Anita, Corrine's mother, is a woman with an eccentric nature. She is always in a down the gutter mood and makes empty promises to her daughter. Corrine's father has left her mother, ending an unhappy marriage. Corrine clings to Marilee and would rather not meet her mother. But at times she feels very sad and wishes that she had a normal mother, a father and a home. But she is very possessive about Willie Lee and thinks it is her responsibility to look after him while she lives with Aunt Marilee.
These are people standing at the crossroads. But their life and values are reflected in their southern life. Among them Marilee stands perplexed and is waiting for the push in the right direction.
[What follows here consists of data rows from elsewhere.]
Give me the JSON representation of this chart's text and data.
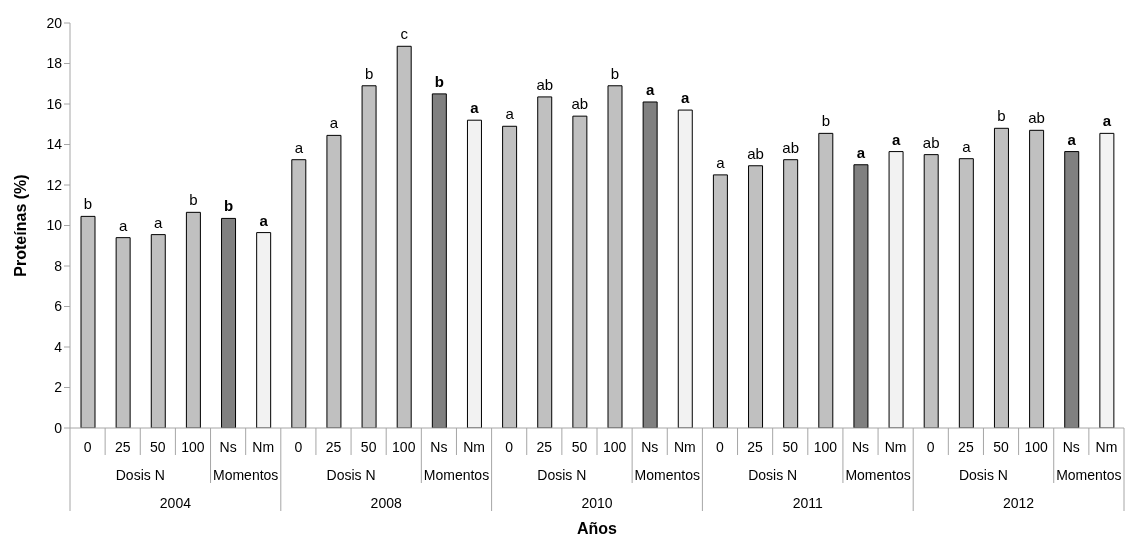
{
  "chart_data": {
    "type": "bar",
    "xlabel": "Años",
    "ylabel": "Proteínas (%)",
    "categories": [
      "0",
      "25",
      "50",
      "100",
      "Ns",
      "Nm",
      "0",
      "25",
      "50",
      "100",
      "Ns",
      "Nm",
      "0",
      "25",
      "50",
      "100",
      "Ns",
      "Nm",
      "0",
      "25",
      "50",
      "100",
      "Ns",
      "Nm",
      "0",
      "25",
      "50",
      "100",
      "Ns",
      "Nm"
    ],
    "values": [
      10.45,
      9.4,
      9.55,
      10.65,
      10.35,
      9.65,
      13.25,
      14.45,
      16.9,
      18.85,
      16.5,
      15.2,
      14.9,
      16.35,
      15.4,
      16.9,
      16.1,
      15.7,
      12.5,
      12.95,
      13.25,
      14.55,
      13.0,
      13.65,
      13.5,
      13.3,
      14.8,
      14.7,
      13.65,
      14.55
    ],
    "colors": [
      "#c0c0c0",
      "#c0c0c0",
      "#c0c0c0",
      "#c0c0c0",
      "#808080",
      "#f2f2f2",
      "#c0c0c0",
      "#c0c0c0",
      "#c0c0c0",
      "#c0c0c0",
      "#808080",
      "#f2f2f2",
      "#c0c0c0",
      "#c0c0c0",
      "#c0c0c0",
      "#c0c0c0",
      "#808080",
      "#f2f2f2",
      "#c0c0c0",
      "#c0c0c0",
      "#c0c0c0",
      "#c0c0c0",
      "#808080",
      "#f2f2f2",
      "#c0c0c0",
      "#c0c0c0",
      "#c0c0c0",
      "#c0c0c0",
      "#808080",
      "#f2f2f2"
    ],
    "value_labels": [
      "b",
      "a",
      "a",
      "b",
      "b",
      "a",
      "a",
      "a",
      "b",
      "c",
      "b",
      "a",
      "a",
      "ab",
      "ab",
      "b",
      "a",
      "a",
      "a",
      "ab",
      "ab",
      "b",
      "a",
      "a",
      "ab",
      "a",
      "b",
      "ab",
      "a",
      "a"
    ],
    "annotations": [
      "Dosis N",
      "Momentos",
      "Dosis N",
      "Momentos",
      "Dosis N",
      "Momentos",
      "Dosis N",
      "Momentos",
      "Dosis N",
      "Momentos",
      "2004",
      "2008",
      "2010",
      "2011",
      "2012"
    ],
    "ylim": [
      0,
      20
    ],
    "yticks": [
      0,
      2,
      4,
      6,
      8,
      10,
      12,
      14,
      16,
      18,
      20
    ]
  }
}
She has very supportive relatives and friends who are there for her. And that push ironically comes from Stuart, Marilee's ex husband and her son's father. Just when she is about to be married to Tate, Stuart appears and he wants Marilee to be there for him at the most critical time of his life. He discloses that he regrets all his earlier decisions to leave his family, that he is extremely lonely. At this inopportune time he asks Marilee to think long and hard about the road she is taking. But Stuart, with his charm and talent and his own secrets, is exactly what Marilee's heart needs to move into the arms of the right man and into the happiness that is waiting right at the corner. While she debates her dilemma Marilee reasons with her own heart: "Well, I am neither a saint nor a sinner!"
On the other hand, Willie Lee gets a name for curing sick animals just by holding them or touching them. Tate wants to make this news for the people of Valentine. But Marilee knows that this disclosure will only cause havoc to her special-needs son. In the meantime, a tornado tears down Tate's home and leaves him in financial ruin. Here, the wonderful unity of people in dealing with the aftermath of the tornado is a revelation for these small town inhabitants. The drama of life in Valentine is certain to make the reader feel as if he is very much a part of it and give him a push to go on reading the book until it ends with a "catch- your- breath" climax.
Matlock is an interesting "slice of life" author and gives us a good sense of atmosphere and character. She is capable of setting up a good story, a story that holds good on the reader's imagination. Her characters and plot do not seem artificial. The unfolding events come with logic and the narratives and the reader get the feeling that the writer has "lived" in it all. While the book lasts the reader is bound to feel that life was indeed eventful while the reading lasted!
Tulip Chowdhury writes fiction and is a critic.